Сзади подходит он, ты слышишь его дыхание, затем чувствуешь прикосновение. Он касается спины, движется вниз, задерживается ниже талии, другой рукой крепко берет за грудь и спрашивает шепотом:

– Ты сегодня будешь послушной девочкой?

Ты слегка склоняешь голову на бок:

– Да…

Запись от 21 марта 2016 года

– Простите, в прошлый раз я вела себя как дура.

– Не волнуйтесь, все в порядке.

– Нет, не очень в порядке… Знаете, все больше убеждаюсь, что внутри меня живет какой-то капризный ребенок, и иногда я не могу его удержать.

– Может быть, я вас разочарую, но должен сказать, что в каждом из нас сидит ребенок, который то и дело вносит свой вклад в наше поведение… Так что все в порядке.

– Спасибо вам.

– Да пока не за что… И в конце концов, кто знает, может, вы как раз затем и пришли, чтобы разобраться с этим самым ребенком и определить, какое место его, а какое – ваше.

– Может быть…

(Вздыхает и продолжает после небольшой паузы.)

– Боже мой, как же мне с вами повезло.
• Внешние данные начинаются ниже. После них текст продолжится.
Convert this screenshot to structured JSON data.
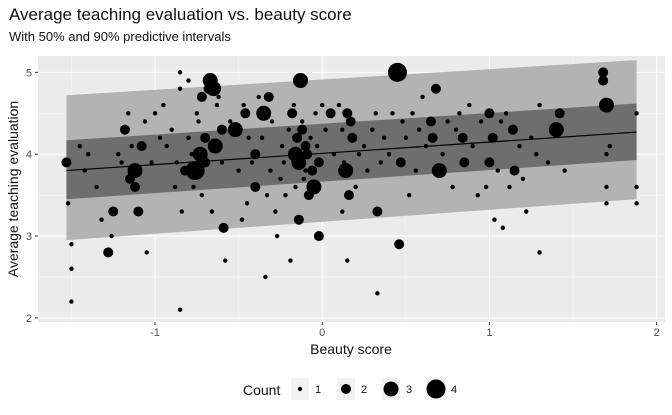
{
  "chart_data": {
    "type": "scatter",
    "title": "Average teaching evaluation vs. beauty score",
    "subtitle": "With 50% and 90% predictive intervals",
    "xlabel": "Beauty score",
    "ylabel": "Average teaching evaluation",
    "xlim": [
      -1.7,
      2.05
    ],
    "ylim": [
      1.95,
      5.2
    ],
    "x_ticks": [
      -1,
      0,
      1,
      2
    ],
    "y_ticks": [
      2,
      3,
      4,
      5
    ],
    "grid": true,
    "fit_line": {
      "x": [
        -1.53,
        1.88
      ],
      "y": [
        3.8,
        4.27
      ]
    },
    "intervals": [
      {
        "level": "90%",
        "x": [
          -1.53,
          1.88
        ],
        "lower": [
          2.95,
          3.45
        ],
        "upper": [
          4.72,
          5.15
        ]
      },
      {
        "level": "50%",
        "x": [
          -1.53,
          1.88
        ],
        "lower": [
          3.45,
          3.93
        ],
        "upper": [
          4.17,
          4.62
        ]
      }
    ],
    "legend": {
      "title": "Count",
      "position": "bottom",
      "sizes": [
        1,
        2,
        3,
        4
      ],
      "labels": [
        "1",
        "2",
        "3",
        "4"
      ]
    },
    "points": [
      [
        -1.53,
        3.9,
        2
      ],
      [
        -1.52,
        3.4,
        1
      ],
      [
        -1.5,
        2.9,
        1
      ],
      [
        -1.5,
        2.6,
        1
      ],
      [
        -1.5,
        2.2,
        1
      ],
      [
        -1.45,
        4.1,
        1
      ],
      [
        -1.42,
        3.8,
        1
      ],
      [
        -1.4,
        4.0,
        1
      ],
      [
        -1.35,
        3.6,
        1
      ],
      [
        -1.32,
        3.2,
        1
      ],
      [
        -1.28,
        2.8,
        2
      ],
      [
        -1.26,
        3.0,
        1
      ],
      [
        -1.25,
        3.3,
        2
      ],
      [
        -1.22,
        4.0,
        1
      ],
      [
        -1.2,
        3.9,
        1
      ],
      [
        -1.18,
        4.3,
        2
      ],
      [
        -1.16,
        4.5,
        1
      ],
      [
        -1.15,
        3.7,
        2
      ],
      [
        -1.14,
        4.1,
        1
      ],
      [
        -1.12,
        3.6,
        2
      ],
      [
        -1.12,
        3.8,
        3
      ],
      [
        -1.1,
        3.3,
        2
      ],
      [
        -1.08,
        4.1,
        2
      ],
      [
        -1.06,
        4.4,
        1
      ],
      [
        -1.05,
        2.8,
        1
      ],
      [
        -1.02,
        3.9,
        1
      ],
      [
        -1.0,
        4.5,
        1
      ],
      [
        -0.97,
        4.2,
        1
      ],
      [
        -0.95,
        4.6,
        1
      ],
      [
        -0.93,
        4.1,
        1
      ],
      [
        -0.9,
        4.3,
        1
      ],
      [
        -0.88,
        3.6,
        1
      ],
      [
        -0.87,
        3.9,
        1
      ],
      [
        -0.85,
        4.8,
        1
      ],
      [
        -0.85,
        5.0,
        1
      ],
      [
        -0.84,
        3.3,
        1
      ],
      [
        -0.82,
        3.8,
        2
      ],
      [
        -0.8,
        4.2,
        1
      ],
      [
        -0.8,
        4.9,
        1
      ],
      [
        -0.78,
        4.0,
        1
      ],
      [
        -0.77,
        3.6,
        1
      ],
      [
        -0.76,
        3.8,
        4
      ],
      [
        -0.75,
        4.5,
        1
      ],
      [
        -0.74,
        4.4,
        1
      ],
      [
        -0.73,
        4.0,
        3
      ],
      [
        -0.72,
        4.7,
        2
      ],
      [
        -0.72,
        3.5,
        1
      ],
      [
        -0.7,
        3.9,
        2
      ],
      [
        -0.7,
        4.2,
        2
      ],
      [
        -0.68,
        4.8,
        2
      ],
      [
        -0.67,
        4.9,
        3
      ],
      [
        -0.66,
        3.3,
        1
      ],
      [
        -0.65,
        4.8,
        3
      ],
      [
        -0.64,
        4.1,
        3
      ],
      [
        -0.63,
        4.6,
        1
      ],
      [
        -0.62,
        4.7,
        1
      ],
      [
        -0.6,
        4.3,
        2
      ],
      [
        -0.6,
        3.9,
        1
      ],
      [
        -0.59,
        3.1,
        2
      ],
      [
        -0.58,
        2.7,
        1
      ],
      [
        -0.55,
        4.4,
        1
      ],
      [
        -0.52,
        4.3,
        3
      ],
      [
        -0.5,
        3.8,
        1
      ],
      [
        -0.48,
        3.2,
        1
      ],
      [
        -0.47,
        4.6,
        1
      ],
      [
        -0.46,
        4.5,
        2
      ],
      [
        -0.45,
        3.4,
        1
      ],
      [
        -0.44,
        4.2,
        1
      ],
      [
        -0.42,
        3.9,
        1
      ],
      [
        -0.4,
        4.0,
        2
      ],
      [
        -0.4,
        3.6,
        2
      ],
      [
        -0.38,
        4.7,
        1
      ],
      [
        -0.36,
        4.2,
        1
      ],
      [
        -0.35,
        4.5,
        3
      ],
      [
        -0.34,
        2.5,
        1
      ],
      [
        -0.33,
        3.5,
        1
      ],
      [
        -0.32,
        4.7,
        2
      ],
      [
        -0.31,
        3.8,
        1
      ],
      [
        -0.3,
        4.4,
        1
      ],
      [
        -0.28,
        3.3,
        1
      ],
      [
        -0.27,
        3.0,
        1
      ],
      [
        -0.25,
        3.7,
        1
      ],
      [
        -0.24,
        4.1,
        1
      ],
      [
        -0.23,
        3.9,
        1
      ],
      [
        -0.22,
        3.5,
        1
      ],
      [
        -0.2,
        4.3,
        1
      ],
      [
        -0.19,
        2.7,
        1
      ],
      [
        -0.18,
        4.5,
        2
      ],
      [
        -0.17,
        4.6,
        1
      ],
      [
        -0.16,
        3.6,
        1
      ],
      [
        -0.16,
        4.0,
        3
      ],
      [
        -0.15,
        4.2,
        2
      ],
      [
        -0.14,
        3.9,
        3
      ],
      [
        -0.14,
        3.2,
        2
      ],
      [
        -0.13,
        4.9,
        3
      ],
      [
        -0.12,
        4.4,
        1
      ],
      [
        -0.12,
        4.3,
        2
      ],
      [
        -0.11,
        3.7,
        1
      ],
      [
        -0.1,
        4.1,
        2
      ],
      [
        -0.1,
        3.8,
        1
      ],
      [
        -0.09,
        4.0,
        2
      ],
      [
        -0.08,
        3.5,
        2
      ],
      [
        -0.07,
        4.2,
        1
      ],
      [
        -0.06,
        3.8,
        2
      ],
      [
        -0.05,
        3.6,
        3
      ],
      [
        -0.04,
        4.5,
        1
      ],
      [
        -0.03,
        4.1,
        1
      ],
      [
        -0.02,
        3.9,
        2
      ],
      [
        -0.02,
        3.0,
        2
      ],
      [
        0.0,
        4.6,
        1
      ],
      [
        0.02,
        4.3,
        1
      ],
      [
        0.05,
        4.5,
        2
      ],
      [
        0.07,
        4.0,
        1
      ],
      [
        0.1,
        4.6,
        1
      ],
      [
        0.12,
        4.3,
        1
      ],
      [
        0.13,
        3.9,
        1
      ],
      [
        0.14,
        3.8,
        3
      ],
      [
        0.15,
        4.5,
        2
      ],
      [
        0.15,
        2.7,
        1
      ],
      [
        0.16,
        3.5,
        2
      ],
      [
        0.17,
        4.4,
        2
      ],
      [
        0.18,
        4.2,
        2
      ],
      [
        0.2,
        3.6,
        1
      ],
      [
        0.22,
        4.0,
        1
      ],
      [
        0.25,
        4.1,
        1
      ],
      [
        0.27,
        3.8,
        1
      ],
      [
        0.3,
        4.3,
        1
      ],
      [
        0.32,
        4.5,
        1
      ],
      [
        0.33,
        3.3,
        2
      ],
      [
        0.33,
        2.3,
        1
      ],
      [
        0.35,
        3.9,
        1
      ],
      [
        0.37,
        4.2,
        1
      ],
      [
        0.4,
        4.0,
        1
      ],
      [
        0.42,
        4.5,
        1
      ],
      [
        0.45,
        5.0,
        4
      ],
      [
        0.46,
        2.9,
        2
      ],
      [
        0.47,
        3.9,
        2
      ],
      [
        0.48,
        4.4,
        1
      ],
      [
        0.5,
        4.2,
        1
      ],
      [
        0.52,
        3.5,
        1
      ],
      [
        0.54,
        4.5,
        1
      ],
      [
        0.56,
        3.8,
        1
      ],
      [
        0.58,
        4.3,
        1
      ],
      [
        0.6,
        4.7,
        1
      ],
      [
        0.62,
        4.1,
        1
      ],
      [
        0.65,
        4.4,
        2
      ],
      [
        0.66,
        4.2,
        2
      ],
      [
        0.68,
        4.8,
        2
      ],
      [
        0.7,
        3.8,
        3
      ],
      [
        0.72,
        4.0,
        1
      ],
      [
        0.75,
        4.4,
        1
      ],
      [
        0.78,
        3.6,
        1
      ],
      [
        0.8,
        4.3,
        1
      ],
      [
        0.82,
        4.5,
        1
      ],
      [
        0.84,
        4.2,
        2
      ],
      [
        0.85,
        3.9,
        2
      ],
      [
        0.88,
        4.6,
        1
      ],
      [
        0.9,
        4.1,
        1
      ],
      [
        0.93,
        3.5,
        1
      ],
      [
        0.95,
        4.4,
        1
      ],
      [
        0.98,
        3.6,
        1
      ],
      [
        1.0,
        4.5,
        2
      ],
      [
        1.0,
        3.9,
        2
      ],
      [
        1.02,
        4.2,
        2
      ],
      [
        1.03,
        3.2,
        1
      ],
      [
        1.05,
        3.8,
        1
      ],
      [
        1.07,
        4.4,
        1
      ],
      [
        1.08,
        3.1,
        1
      ],
      [
        1.1,
        4.5,
        1
      ],
      [
        1.12,
        3.6,
        1
      ],
      [
        1.14,
        4.3,
        2
      ],
      [
        1.15,
        3.8,
        2
      ],
      [
        1.18,
        4.1,
        1
      ],
      [
        1.2,
        3.7,
        1
      ],
      [
        1.22,
        3.3,
        1
      ],
      [
        1.25,
        4.2,
        1
      ],
      [
        1.28,
        4.0,
        1
      ],
      [
        1.3,
        4.6,
        1
      ],
      [
        1.35,
        3.9,
        1
      ],
      [
        1.4,
        4.3,
        3
      ],
      [
        1.42,
        4.5,
        2
      ],
      [
        1.45,
        3.8,
        1
      ],
      [
        1.68,
        5.0,
        2
      ],
      [
        1.68,
        4.9,
        2
      ],
      [
        1.7,
        4.6,
        3
      ],
      [
        1.7,
        4.0,
        1
      ],
      [
        1.7,
        3.6,
        1
      ],
      [
        1.7,
        3.4,
        1
      ],
      [
        1.72,
        4.1,
        1
      ],
      [
        1.88,
        3.6,
        1
      ],
      [
        1.88,
        4.5,
        1
      ],
      [
        1.88,
        3.4,
        1
      ],
      [
        1.3,
        2.8,
        1
      ],
      [
        -0.85,
        2.1,
        1
      ],
      [
        0.12,
        3.3,
        1
      ]
    ]
  }
}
Другой бы после такой выходки не стал бы меня больше слушать.

– Не отрицаю, конечно, что вам со мной повезло… (Смеюсь.) Но думаю, что любой на моем месте поступил бы так же. В конце концов, это моя профессия – слушать людей, наблюдать за ними, пытаться понять их действия, решать их проблемы и… Может быть, расскажете что-то?

– Например?

– Например то, на чем мы с вами остановились в прошлый раз. Ну, или что-нибудь другое.